Tutti i discorsi sulla lista unica PD-Forza Italia o i deliri pentastellati sull’obiettivo del 40% sono soltanto ingenui e fantasiosi corollari di un principio estraneo alla Costituzione scritta, forzatamente immesso nell’ordinamento dai rivoluzionari europeisti ma ormai di nuovo espunto dalla sentenza della Corte Costituzionale e dalla nuova realtà dei “partiti” politici italiani.
Avremo governi di minoranza. Non c’è niente di male. Anche perché l’Italia non deve “fare le riforme” ma abrogare quelle che ha fatto. Si tratta in molti casi semplicemente di tornare indietro: prendere vecchi testi normativi e reintrodurli.
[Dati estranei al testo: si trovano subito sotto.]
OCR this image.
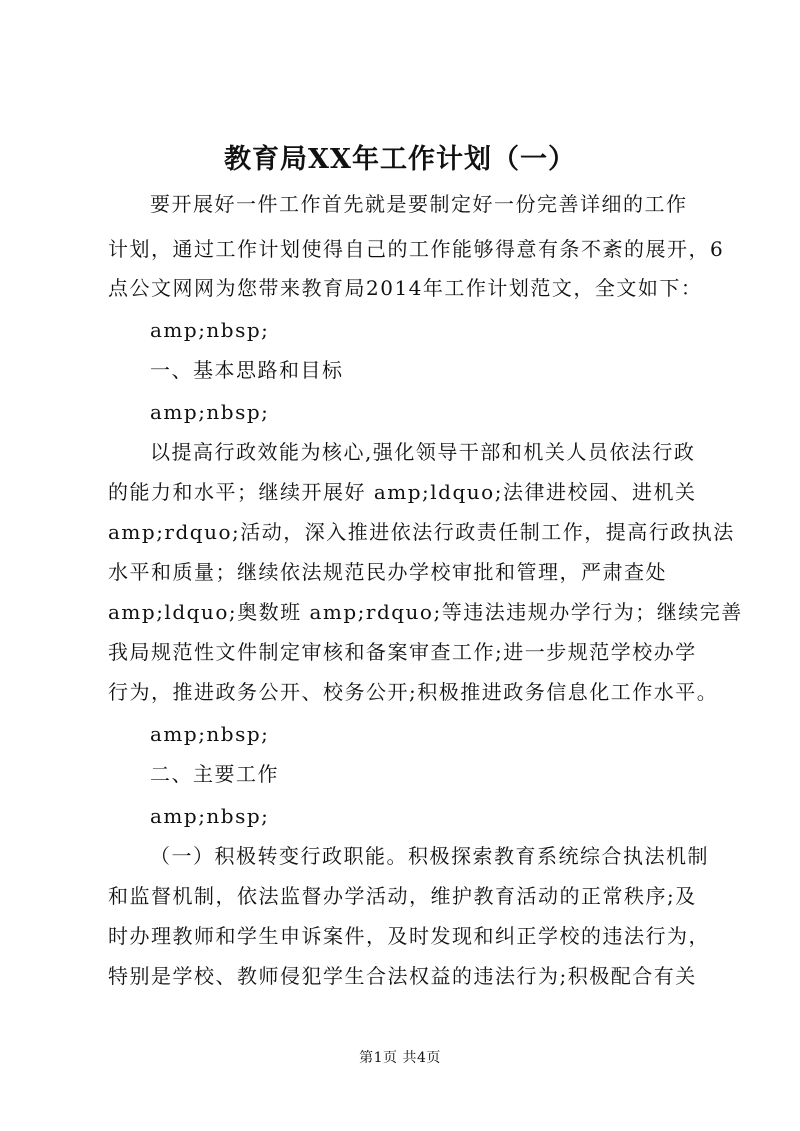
教育局XX年工作计划（一）
要开展好一件工作首先就是要制定好一份完善详细的工作
计划，通过工作计划使得自己的工作能够得意有条不紊的展开，6
点公文网网为您带来教育局2014年工作计划范文，全文如下：
amp;nbsp;
一、基本思路和目标
amp;nbsp;
以提高行政效能为核心,强化领导干部和机关人员依法行政
的能力和水平；继续开展好 amp;ldquo;法律进校园、进机关
amp;rdquo;活动，深入推进依法行政责任制工作，提高行政执法
水平和质量；继续依法规范民办学校审批和管理，严肃查处
amp;ldquo;奥数班 amp;rdquo;等违法违规办学行为；继续完善
我局规范性文件制定审核和备案审查工作;进一步规范学校办学
行为，推进政务公开、校务公开;积极推进政务信息化工作水平。
amp;nbsp;
二、主要工作
amp;nbsp;
（一）积极转变行政职能。积极探索教育系统综合执法机制
和监督机制，依法监督办学活动，维护教育活动的正常秩序;及
时办理教师和学生申诉案件，及时发现和纠正学校的违法行为，
特别是学校、教师侵犯学生合法权益的违法行为;积极配合有关
第1页 共4页
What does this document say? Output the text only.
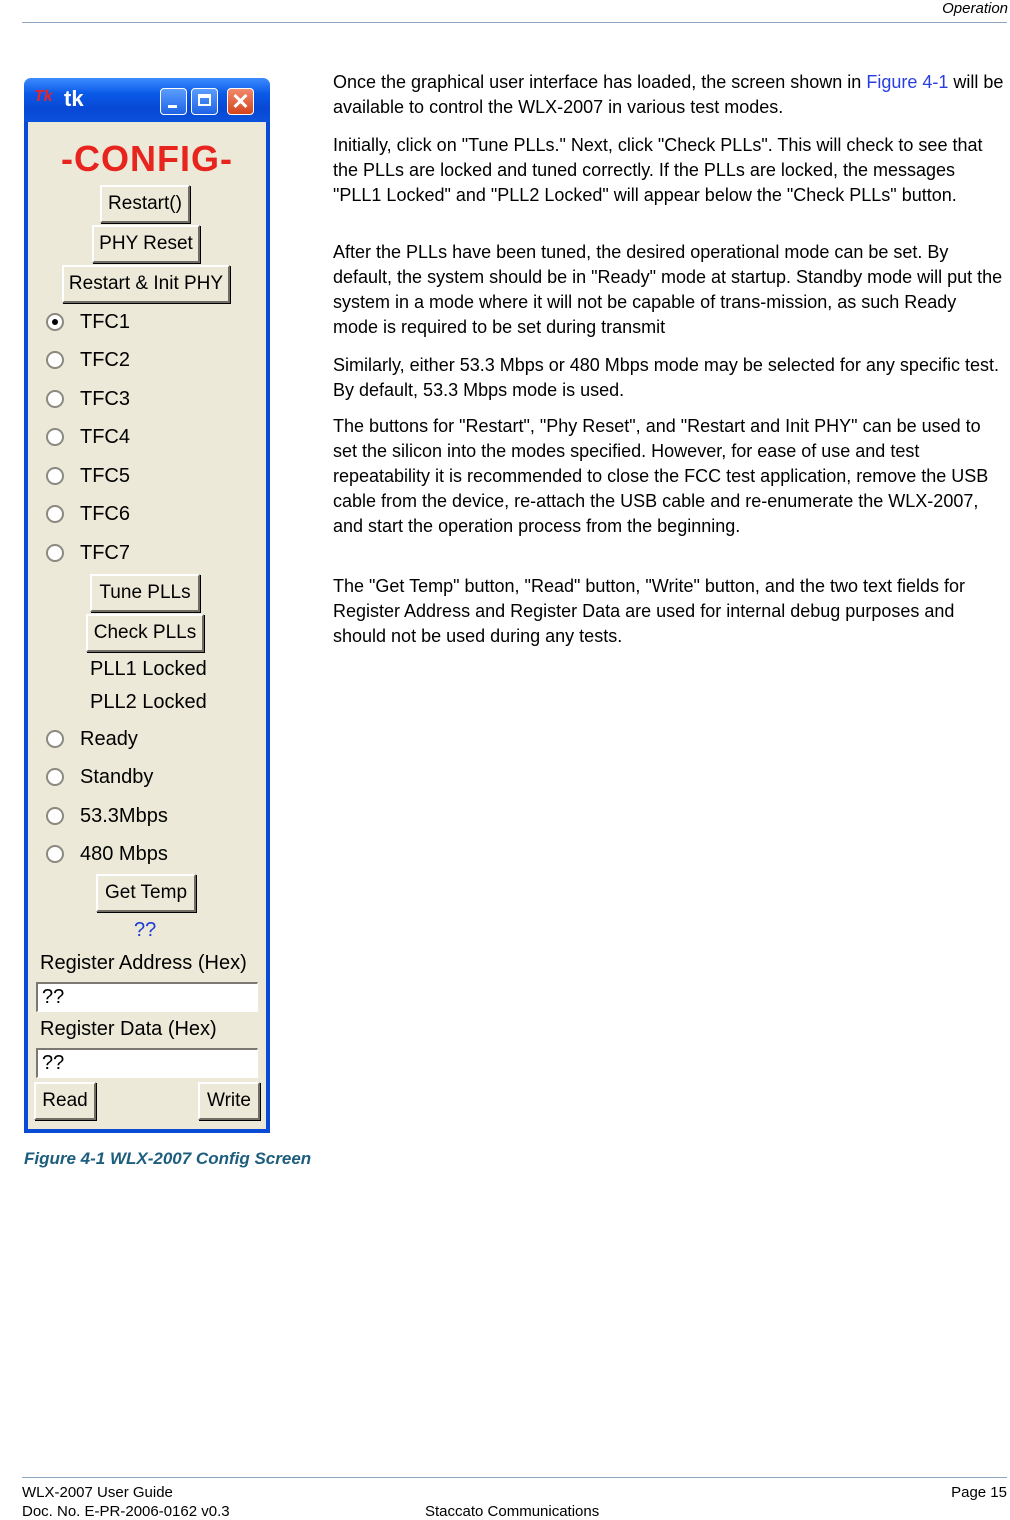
Operation
Tk tk	✕
-CONFIG-
Restart()
PHY Reset
Restart & Init PHY
TFC1
TFC2
TFC3
TFC4
TFC5
TFC6
TFC7
Tune PLLs
Check PLLs
PLL1 Locked
PLL2 Locked
Ready
Standby
53.3Mbps
480 Mbps
Get Temp
??
Register Address (Hex)
??
Register Data (Hex)
??
Read	Write
Figure 4-1 WLX-2007 Config Screen

Once the graphical user interface has loaded, the screen shown in Figure 4-1 will be available to control the WLX-2007 in various test modes.

Initially, click on "Tune PLLs." Next, click "Check PLLs". This will check to see that the PLLs are locked and tuned correctly. If the PLLs are locked, the messages "PLL1 Locked" and "PLL2 Locked" will appear below the "Check PLLs" button.

After the PLLs have been tuned, the desired operational mode can be set. By default, the system should be in "Ready" mode at startup. Standby mode will put the system in a mode where it will not be capable of trans-mission, as such Ready mode is required to be set during transmit

Similarly, either 53.3 Mbps or 480 Mbps mode may be selected for any specific test. By default, 53.3 Mbps mode is used.

The buttons for "Restart", "Phy Reset", and "Restart and Init PHY" can be used to set the silicon into the modes specified. However, for ease of use and test repeatability it is recommended to close the FCC test application, remove the USB cable from the device, re-attach the USB cable and re-enumerate the WLX-2007, and start the operation process from the beginning.

The "Get Temp" button, "Read" button, "Write" button, and the two text fields for Register Address and Register Data are used for internal debug purposes and should not be used during any tests.

WLX-2007 User Guide
Doc. No. E-PR-2006-0162 v0.3	Staccato Communications
Page 15
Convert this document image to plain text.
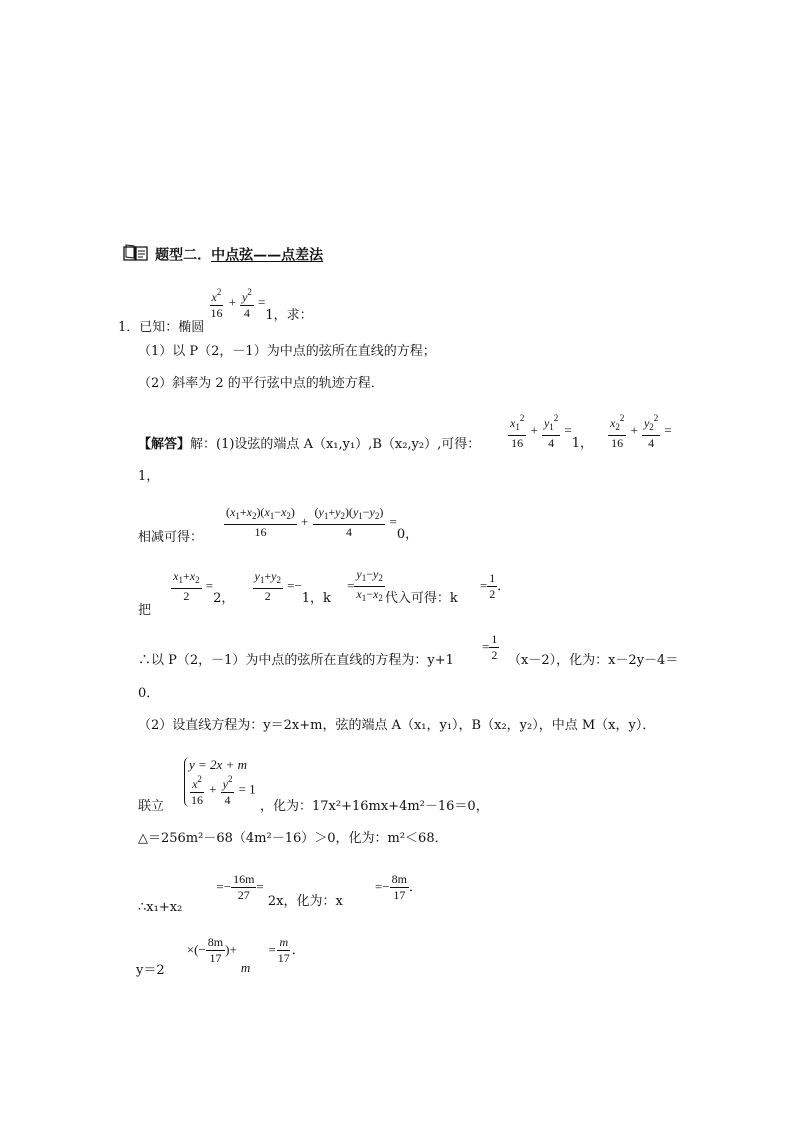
题型二．中点弦——点差法
1．已知：椭圆
$\frac{x^2}{16} + \frac{y^2}{4} =1$，求：
（1）以 P（2，－1）为中点的弦所在直线的方程；
（2）斜率为 2 的平行弦中点的轨迹方程．
【解答】解：(1)设弦的端点 A（x₁,y₁）,B（x₂,y₂）,可得： $\frac{x_1^2}{16} + \frac{y_1^2}{4} =1$， $\frac{x_2^2}{16} + \frac{y_2^2}{4}$ =
1，
相减可得： $\frac{(x_1+x_2)(x_1-x_2)}{16} + \frac{(y_1+y_2)(y_1-y_2)}{4} =0$，
把
$\frac{x_1+x_2}{2} =2$， $\frac{y_1+y_2}{2} =-1$，$k = \frac{y_1-y_2}{x_1-x_2}$ 代入可得：$k = \frac{1}{2}$ ．
∴以 P（2，－1）为中点的弦所在直线的方程为：y+1
= $\frac{1}{2} (x-2)$，化为：x－2y－4＝
0．
（2）设直线方程为：y＝2x+m，弦的端点 A（x₁，y₁），B（x₂，y₂），中点 M（x，y）．
联立
y = 2x + m
$\frac{x^2}{16} + \frac{y^2}{4} = 1$
，化为：17x²+16mx+4m²－16＝0，
△＝256m²－68（4m²－16）＞0，化为：m²＜68．
∴x₁+x₂ =− $\frac{16m}{27} = 2x$，化为：$x =- \frac{8m}{17}$ ．
y＝2 ×(− $\frac{8m}{17}$ )+ $m = \frac{m}{17}$ ．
Nelle materie nelle quali si troverà la maggioranza, il Parlamento potrà legiferare.
Il governo, invece, non dovrà fare altro che gestire la crisi europea, assumendo un ruolo attivo per mettere fine all’avventura unionista o adattandosi a scelte ed azioni che saranno compiute da altri governi europei. Avviato il processo di disgregazione, l’alternativa è tra ruolo attivo e ruolo passivo.
Il problema della maggioranza di governo che dovrebbe uscire dalle elezioni non esiste più. E, invero, non esiste nemmeno il problema di trovare una maggioranza di governo in Parlamento al momento della fiducia, visto che la nostra Costituzione prevede per la fiducia la maggioranza semplice, non quella assoluta, dei membri del Parlamento e dunque contempla da sempre il governo di minoranza. I governi saranno di minoranza e saranno funzionali a ciò che pian piano sarà necessario fare.
I fatti si imporranno, in attesa di forze nuove che stanno maturando.